Later chapters focus on what matters: the scriptPubKey behind each address type. That’s where the logic lives—Bitcoin Script and programmability. Infer the script behind an address to understand how it’s spent.
Derivation Model#
Understanding the full derivation from private key to address is important. The diagram shows the flow from private key to on-chain script. Users see addresses; developers must trace each step to understand how Bitcoin verifies ownership and spends.

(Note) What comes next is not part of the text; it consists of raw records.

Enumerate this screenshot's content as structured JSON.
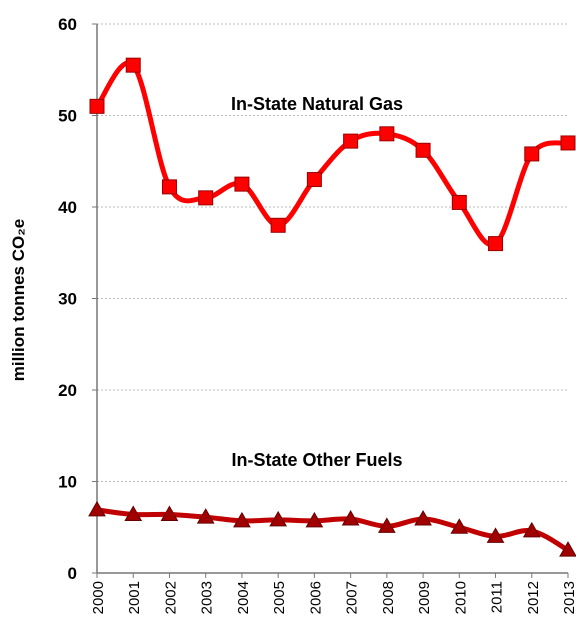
{
  "chart_data": {
    "type": "line",
    "y_label": "million tonnes CO₂e",
    "categories": [
      "2000",
      "2001",
      "2002",
      "2003",
      "2004",
      "2005",
      "2006",
      "2007",
      "2008",
      "2009",
      "2010",
      "2011",
      "2012",
      "2013"
    ],
    "series": [
      {
        "name": "In-State Natural Gas",
        "color": "#ff0000",
        "marker": "square",
        "values": [
          51,
          55.5,
          42.2,
          41,
          42.5,
          38,
          43,
          47.2,
          48,
          46.2,
          40.5,
          36,
          45.8,
          47
        ]
      },
      {
        "name": "In-State Other Fuels",
        "color": "#c00000",
        "marker": "triangle",
        "values": [
          6.9,
          6.4,
          6.4,
          6.1,
          5.7,
          5.8,
          5.7,
          5.9,
          5.1,
          5.9,
          5.0,
          4.0,
          4.6,
          2.5
        ]
      }
    ],
    "ylim": [
      0,
      60
    ],
    "yticks": [
      0,
      10,
      20,
      30,
      40,
      50,
      60
    ],
    "grid": true
  }
}
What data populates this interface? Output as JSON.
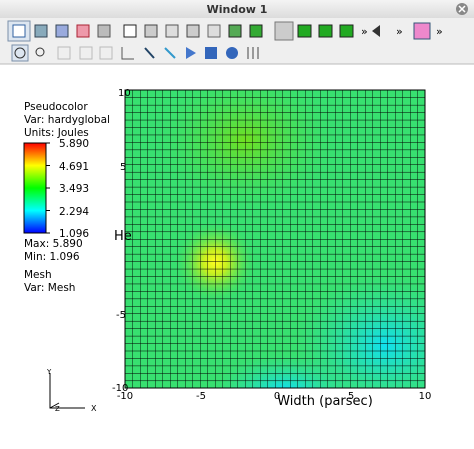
{
  "window": {
    "title": "Window 1"
  },
  "toolbar": {
    "overflow": [
      "»",
      "»",
      "»"
    ]
  },
  "legend": {
    "plot": "Pseudocolor",
    "var": "Var: hardyglobal",
    "units": "Units: Joules",
    "ticks": [
      "5.890",
      "4.691",
      "3.493",
      "2.294",
      "1.096"
    ],
    "max": "Max: 5.890",
    "min": "Min: 1.096",
    "mesh_plot": "Mesh",
    "mesh_var": "Var: Mesh"
  },
  "axes": {
    "y_ticks": [
      "10",
      "5",
      "-5",
      "-10"
    ],
    "x_ticks": [
      "-10",
      "-5",
      "0",
      "5",
      "10"
    ],
    "x_title": "Width (parsec)",
    "y_title": "He"
  },
  "triad": {
    "y": "Y",
    "z": "Z",
    "x": "X"
  }
}
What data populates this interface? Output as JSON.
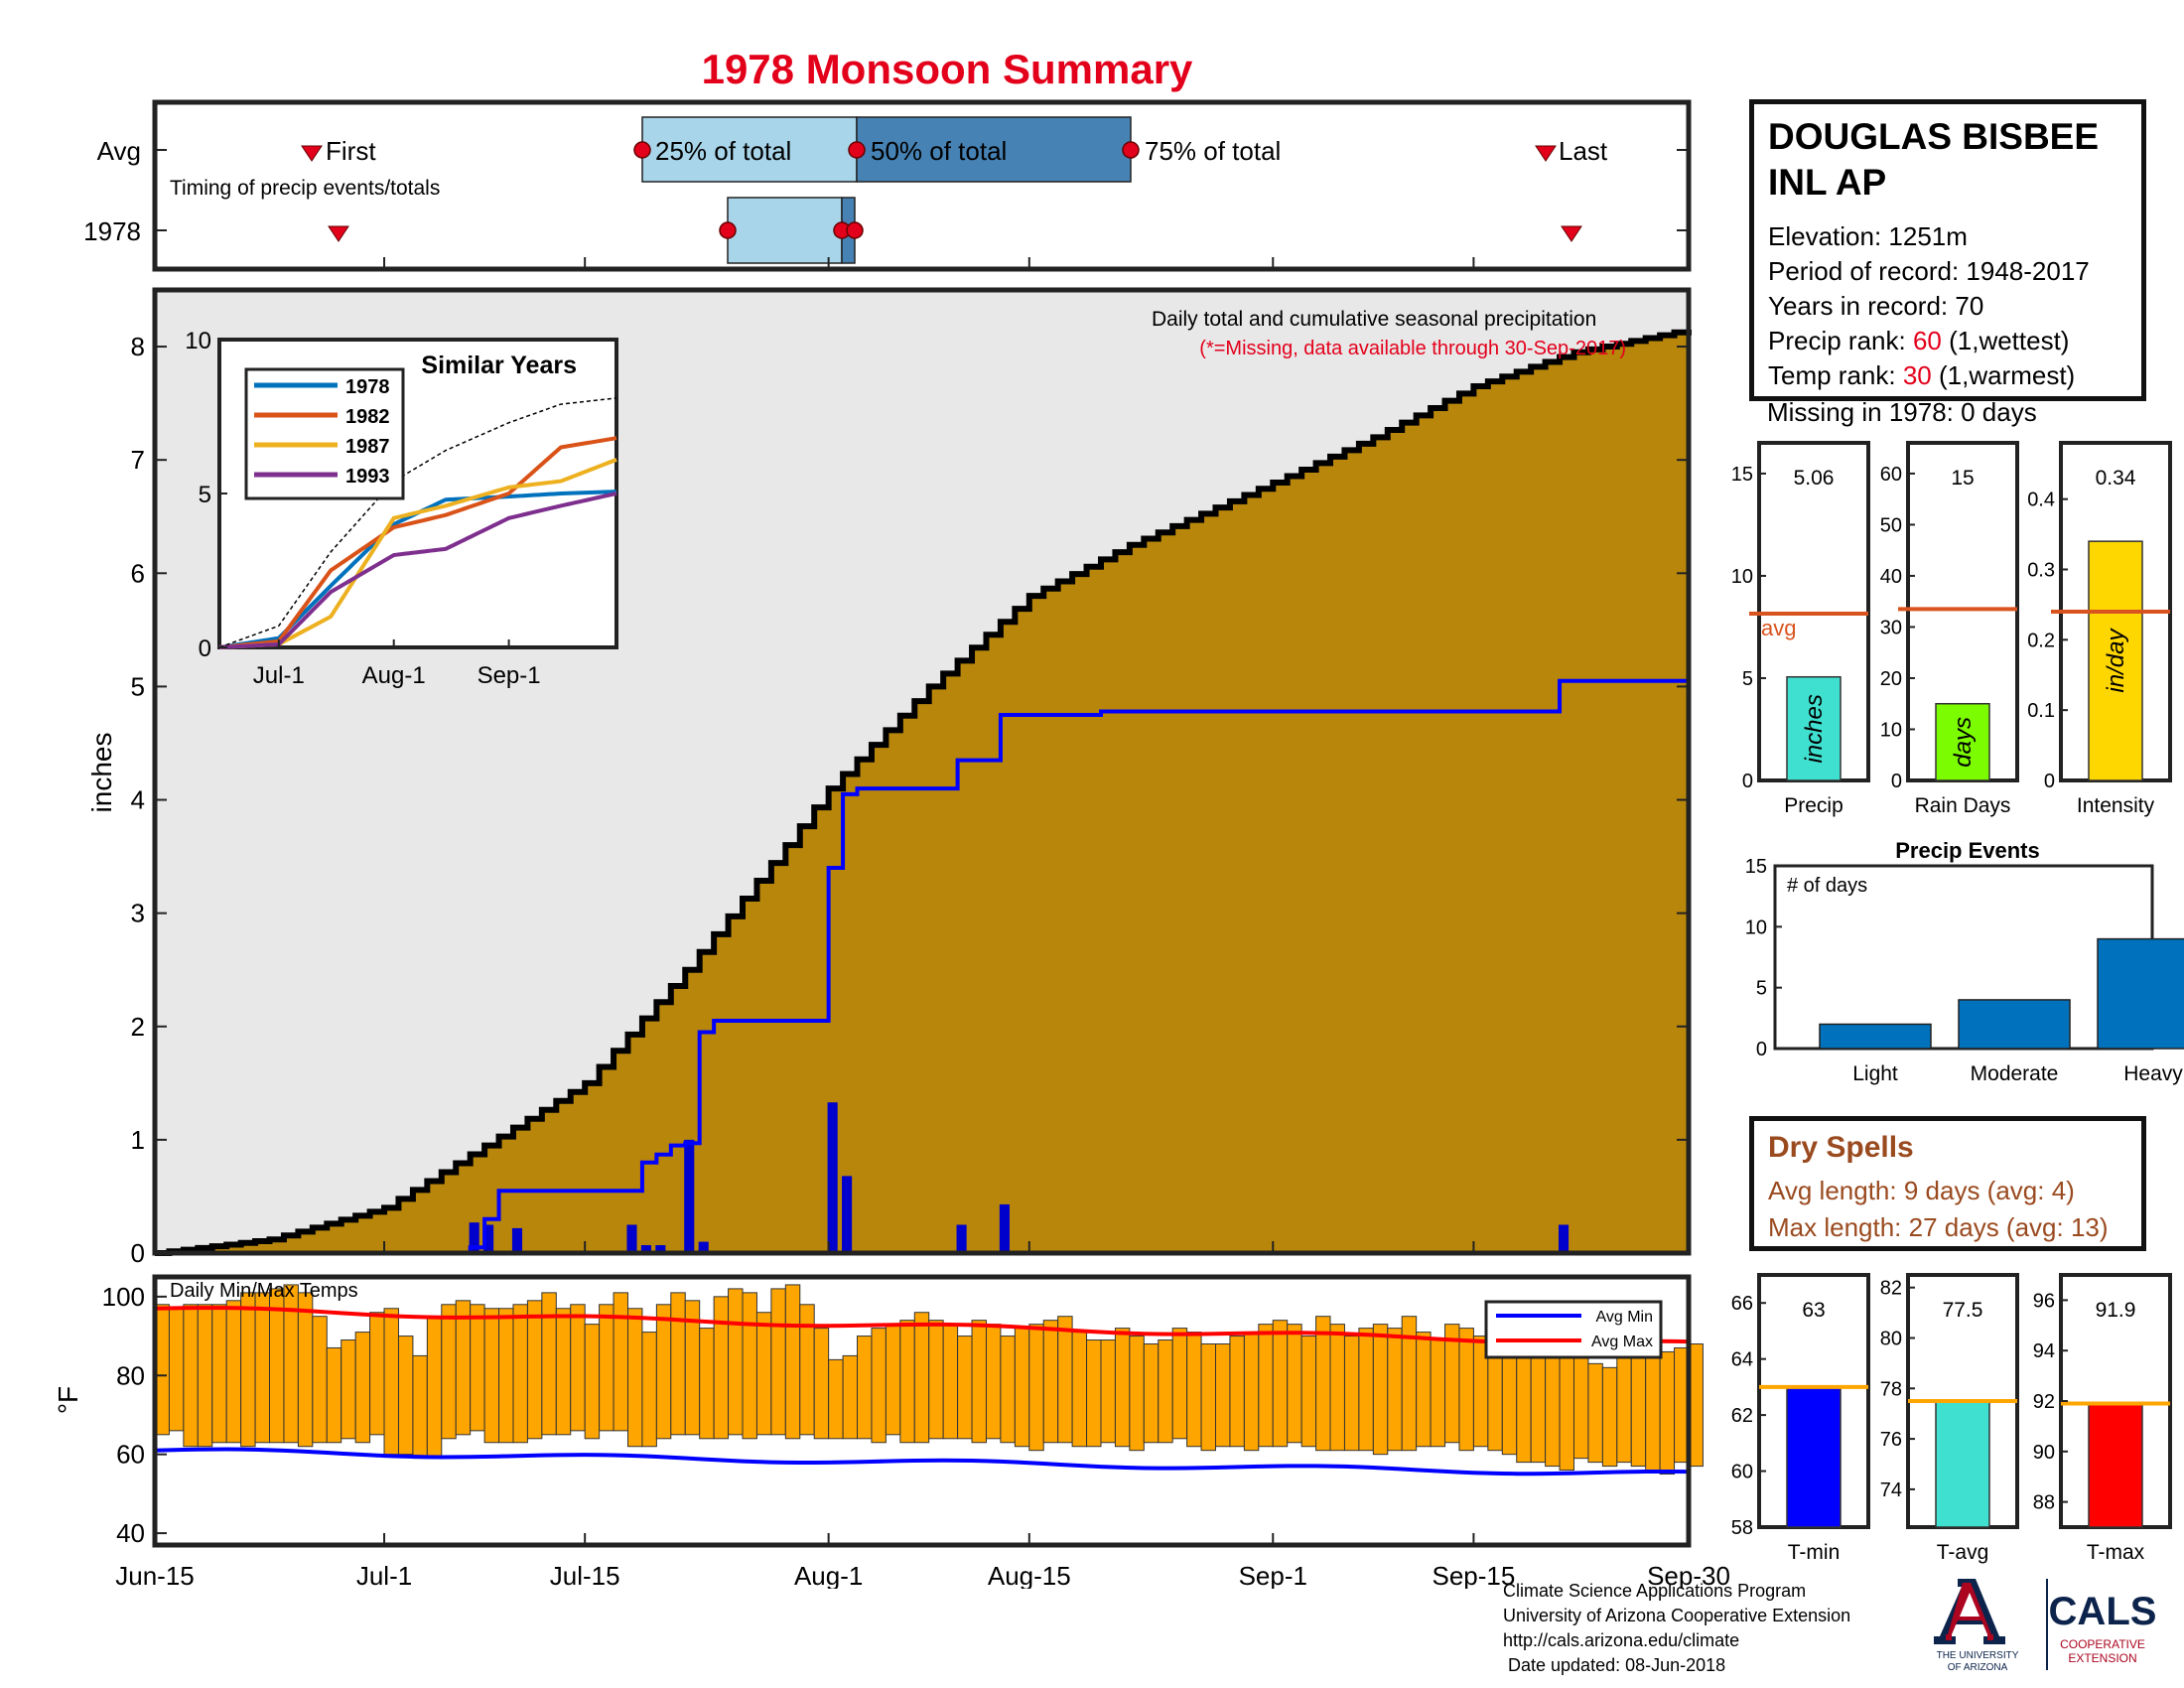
{
  "title": "1978 Monsoon Summary",
  "station": {
    "name": "DOUGLAS BISBEE\nINL AP",
    "elevation": "Elevation: 1251m",
    "period": "Period of record: 1948-2017",
    "years": "Years in record: 70",
    "precip_rank_label": "Precip rank: ",
    "precip_rank": "60",
    "precip_rank_note": " (1,wettest)",
    "temp_rank_label": "Temp rank: ",
    "temp_rank": "30",
    "temp_rank_note": " (1,warmest)",
    "missing": "Missing in 1978: 0 days"
  },
  "timing": {
    "row_labels": [
      "Avg",
      "1978"
    ],
    "note": "Timing of precip events/totals",
    "first_label": "First",
    "last_label": "Last",
    "p25_label": "25% of total",
    "p50_label": "50% of total",
    "p75_label": "75% of total"
  },
  "main_chart": {
    "annotation": "Daily total and cumulative seasonal precipitation",
    "missing_note": "(*=Missing, data available through 30-Sep-2017)",
    "ylabel": "inches",
    "yticks": [
      "0",
      "1",
      "2",
      "3",
      "4",
      "5",
      "6",
      "7",
      "8"
    ],
    "xticks": [
      "Jun-15",
      "Jul-1",
      "Jul-15",
      "Aug-1",
      "Aug-15",
      "Sep-1",
      "Sep-15",
      "Sep-30"
    ]
  },
  "inset": {
    "title": "Similar Years",
    "yticks": [
      "0",
      "5",
      "10"
    ],
    "xticks": [
      "Jul-1",
      "Aug-1",
      "Sep-1"
    ],
    "legend": [
      "1978",
      "1982",
      "1987",
      "1993"
    ]
  },
  "temp_chart": {
    "title": "Daily Min/Max Temps",
    "ylabel": "°F",
    "yticks": [
      "40",
      "60",
      "80",
      "100"
    ],
    "legend": [
      "Avg Min",
      "Avg Max"
    ]
  },
  "stats": {
    "precip": {
      "label": "Precip",
      "value_text": "5.06",
      "unit": "inches",
      "avg_text": "avg",
      "yticks": [
        "0",
        "5",
        "10",
        "15"
      ]
    },
    "rain_days": {
      "label": "Rain Days",
      "value_text": "15",
      "unit": "days",
      "yticks": [
        "0",
        "10",
        "20",
        "30",
        "40",
        "50",
        "60"
      ]
    },
    "intensity": {
      "label": "Intensity",
      "value_text": "0.34",
      "unit": "in/day",
      "yticks": [
        "0",
        "0.1",
        "0.2",
        "0.3",
        "0.4"
      ]
    }
  },
  "events": {
    "title": "Precip Events",
    "ylabel": "# of days",
    "categories": [
      "Light",
      "Moderate",
      "Heavy"
    ],
    "yticks": [
      "0",
      "5",
      "10",
      "15"
    ]
  },
  "dry_spells": {
    "title": "Dry Spells",
    "avg": "Avg length: 9 days (avg: 4)",
    "max": "Max length: 27 days (avg: 13)"
  },
  "temps": {
    "tmin": {
      "label": "T-min",
      "value_text": "63",
      "yticks": [
        "58",
        "60",
        "62",
        "64",
        "66"
      ]
    },
    "tavg": {
      "label": "T-avg",
      "value_text": "77.5",
      "yticks": [
        "74",
        "76",
        "78",
        "80",
        "82"
      ]
    },
    "tmax": {
      "label": "T-max",
      "value_text": "91.9",
      "yticks": [
        "88",
        "90",
        "92",
        "94",
        "96"
      ]
    }
  },
  "footer": "Climate Science Applications Program\nUniversity of Arizona Cooperative Extension\nhttp://cals.arizona.edu/climate\n Date updated: 08-Jun-2018",
  "logos": {
    "ua_name": "THE UNIVERSITY\nOF ARIZONA",
    "cals": "CALS",
    "cals_sub": "COOPERATIVE\nEXTENSION"
  },
  "colors": {
    "title_red": "#e3001b",
    "cumulative_avg": "#b8860b",
    "cumulative_year": "#0000ff",
    "temp_bar": "#ffa500",
    "avg_line": "#d9531e",
    "dry_text": "#9a4a1f",
    "box_light": "#a8d5ea",
    "box_dark": "#4682b4"
  },
  "chart_data": [
    {
      "type": "line",
      "title": "Daily total and cumulative seasonal precipitation",
      "ylabel": "inches",
      "ylim": [
        0,
        8.5
      ],
      "x_dates_note": "day of season",
      "series": [
        {
          "name": "Avg cumulative",
          "x": [
            "Jun-15",
            "Jun-23",
            "Jul-1",
            "Jul-8",
            "Jul-15",
            "Jul-22",
            "Jul-29",
            "Aug-1",
            "Aug-8",
            "Aug-15",
            "Aug-22",
            "Sep-1",
            "Sep-8",
            "Sep-15",
            "Sep-22",
            "Sep-30"
          ],
          "values": [
            0.0,
            0.12,
            0.4,
            0.95,
            1.5,
            2.5,
            3.6,
            4.1,
            5.0,
            5.8,
            6.25,
            6.8,
            7.2,
            7.65,
            7.95,
            8.15
          ]
        },
        {
          "name": "1978 cumulative",
          "x": [
            "Jun-15",
            "Jul-7",
            "Jul-8",
            "Jul-9",
            "Jul-10",
            "Jul-13",
            "Jul-18",
            "Jul-19",
            "Jul-20",
            "Jul-21",
            "Jul-22",
            "Jul-23",
            "Jul-24",
            "Jul-25",
            "Aug-1",
            "Aug-2",
            "Aug-3",
            "Aug-10",
            "Aug-13",
            "Aug-20",
            "Sep-20",
            "Sep-21",
            "Sep-30"
          ],
          "values": [
            0.0,
            0.05,
            0.3,
            0.55,
            0.55,
            0.55,
            0.55,
            0.8,
            0.87,
            0.95,
            0.97,
            1.95,
            2.05,
            2.05,
            3.4,
            4.05,
            4.1,
            4.35,
            4.75,
            4.78,
            4.78,
            5.05,
            5.06
          ]
        }
      ],
      "daily_bars": {
        "name": "1978 daily precip",
        "x": [
          "Jul-7",
          "Jul-8",
          "Jul-10",
          "Jul-18",
          "Jul-19",
          "Jul-20",
          "Jul-22",
          "Jul-23",
          "Aug-1",
          "Aug-2",
          "Aug-10",
          "Aug-13",
          "Sep-21"
        ],
        "values": [
          0.27,
          0.25,
          0.22,
          0.25,
          0.07,
          0.07,
          1.0,
          0.1,
          1.33,
          0.68,
          0.25,
          0.43,
          0.25
        ]
      }
    },
    {
      "type": "line",
      "title": "Similar Years",
      "ylim": [
        0,
        10
      ],
      "categories": [
        "Jun-15",
        "Jul-1",
        "Jul-15",
        "Aug-1",
        "Aug-15",
        "Sep-1",
        "Sep-15",
        "Sep-30"
      ],
      "series": [
        {
          "name": "1978",
          "values": [
            0,
            0.3,
            2.0,
            4.0,
            4.8,
            4.9,
            5.0,
            5.06
          ]
        },
        {
          "name": "1982",
          "values": [
            0,
            0.2,
            2.5,
            3.9,
            4.3,
            5.0,
            6.5,
            6.8
          ]
        },
        {
          "name": "1987",
          "values": [
            0,
            0.1,
            1.0,
            4.2,
            4.6,
            5.2,
            5.4,
            6.1
          ]
        },
        {
          "name": "1993",
          "values": [
            0,
            0.1,
            1.8,
            3.0,
            3.2,
            4.2,
            4.6,
            5.0
          ]
        },
        {
          "name": "avg",
          "values": [
            0,
            0.7,
            3.1,
            5.4,
            6.4,
            7.3,
            7.9,
            8.1
          ]
        }
      ]
    },
    {
      "type": "bar",
      "title": "Daily Min/Max Temps",
      "ylabel": "°F",
      "ylim": [
        37,
        105
      ],
      "note": "floating daily min-max bars, one per day Jun-15 to Sep-30",
      "daily_max": [
        98,
        97,
        98,
        98,
        98,
        99,
        101,
        101,
        102,
        103,
        101,
        95,
        87,
        89,
        91,
        96,
        97,
        90,
        85,
        95,
        98,
        99,
        98,
        97,
        97,
        98,
        99,
        101,
        97,
        98,
        93,
        98,
        101,
        97,
        91,
        98,
        101,
        99,
        92,
        100,
        102,
        101,
        96,
        102,
        103,
        98,
        92,
        84,
        85,
        90,
        92,
        93,
        94,
        96,
        94,
        93,
        90,
        94,
        93,
        90,
        92,
        93,
        94,
        95,
        91,
        89,
        89,
        92,
        90,
        88,
        89,
        92,
        91,
        88,
        88,
        90,
        91,
        93,
        94,
        93,
        90,
        95,
        93,
        90,
        92,
        93,
        92,
        95,
        91,
        89,
        93,
        92,
        90,
        88,
        89,
        91,
        93,
        92,
        88,
        85,
        83,
        82,
        85,
        86,
        88,
        86,
        87,
        88
      ],
      "daily_min": [
        65,
        66,
        62,
        62,
        63,
        63,
        62,
        63,
        63,
        63,
        62,
        63,
        63,
        64,
        63,
        65,
        60,
        60,
        59,
        59,
        64,
        65,
        66,
        63,
        63,
        63,
        64,
        65,
        65,
        66,
        64,
        66,
        66,
        62,
        62,
        64,
        65,
        65,
        64,
        64,
        65,
        64,
        65,
        65,
        64,
        65,
        64,
        64,
        64,
        64,
        63,
        65,
        63,
        63,
        64,
        64,
        64,
        63,
        64,
        63,
        62,
        61,
        63,
        63,
        62,
        62,
        63,
        62,
        61,
        63,
        63,
        64,
        62,
        61,
        62,
        62,
        61,
        62,
        62,
        63,
        62,
        61,
        61,
        61,
        61,
        60,
        61,
        61,
        62,
        62,
        63,
        61,
        62,
        61,
        60,
        58,
        58,
        57,
        56,
        59,
        58,
        57,
        58,
        57,
        56,
        55,
        58,
        57
      ],
      "series": [
        {
          "name": "Avg Min",
          "values_start_end": [
            61,
            55
          ]
        },
        {
          "name": "Avg Max",
          "values_start_end": [
            97,
            88
          ]
        }
      ]
    },
    {
      "type": "bar",
      "title": "Precip",
      "categories": [
        "Precip"
      ],
      "values": [
        5.06
      ],
      "avg": 8.15,
      "ylim": [
        0,
        16.5
      ]
    },
    {
      "type": "bar",
      "title": "Rain Days",
      "categories": [
        "Rain Days"
      ],
      "values": [
        15
      ],
      "avg": 33.5,
      "ylim": [
        0,
        66
      ]
    },
    {
      "type": "bar",
      "title": "Intensity",
      "categories": [
        "Intensity"
      ],
      "values": [
        0.34
      ],
      "avg": 0.24,
      "ylim": [
        0,
        0.48
      ]
    },
    {
      "type": "bar",
      "title": "Precip Events",
      "ylabel": "# of days",
      "categories": [
        "Light",
        "Moderate",
        "Heavy"
      ],
      "values": [
        2,
        4,
        9
      ],
      "ylim": [
        0,
        15
      ]
    },
    {
      "type": "bar",
      "title": "T-min",
      "categories": [
        "T-min"
      ],
      "values": [
        63
      ],
      "avg": 63,
      "ylim": [
        58,
        67
      ]
    },
    {
      "type": "bar",
      "title": "T-avg",
      "categories": [
        "T-avg"
      ],
      "values": [
        77.5
      ],
      "avg": 77.5,
      "ylim": [
        72.5,
        82.5
      ]
    },
    {
      "type": "bar",
      "title": "T-max",
      "categories": [
        "T-max"
      ],
      "values": [
        91.9
      ],
      "avg": 91.9,
      "ylim": [
        87,
        97
      ]
    }
  ]
}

Figure 1-4: Full derivation model from private key to address
Private Key (k)
↓ ECDSA multiplication
Public Key (x, y)
↓ SHA256 + RIPEMD160
Public Key Hash (20 bytes)
↓ Version + Checksum + Encoding
Address (Base58/Bech32)
↓ Decoded by wallet/node
ScriptPubKey (locking script on-chain)
Security properties:
Forward: Each step is quick to compute
Reverse: Each step is infeasible to reverse
Collision resistance: Different pubkeys producing same address is negligible
Practical Implications for Taproot#
As we’ll see, Taproot builds on these foundations:
X-only public keys: Save space, enable key aggregation
Bech32m encoding: Better error detection
Unified address appearance: Multi-sig and single-sig look identical—better privacy
Mastering these encodings and key formats prepares you for Taproot’s advanced features—multiple spending conditions can hide in one address.
Chapter Summary#
This chapter covered Bitcoin’s cryptographic foundation:
✅ Private keys are 256-bit random numbers, WIF-encoded for import/export
✅ Public keys are elliptic curve points; compressed format is standard
✅ Addresses are encoded hashes of public keys, not pubkeys themselves
✅ Different address types use different encodings: Base58Check, Bech32, Bech32m
✅ Taproot introduces x-only pubkeys and Bech32m for greater efficiency
These components—keys, hashes, encodings—are what Bitcoin Script operates on. Next chapter: how they work with Bitcoin Script—the language that defines spending conditions and underpins Taproot.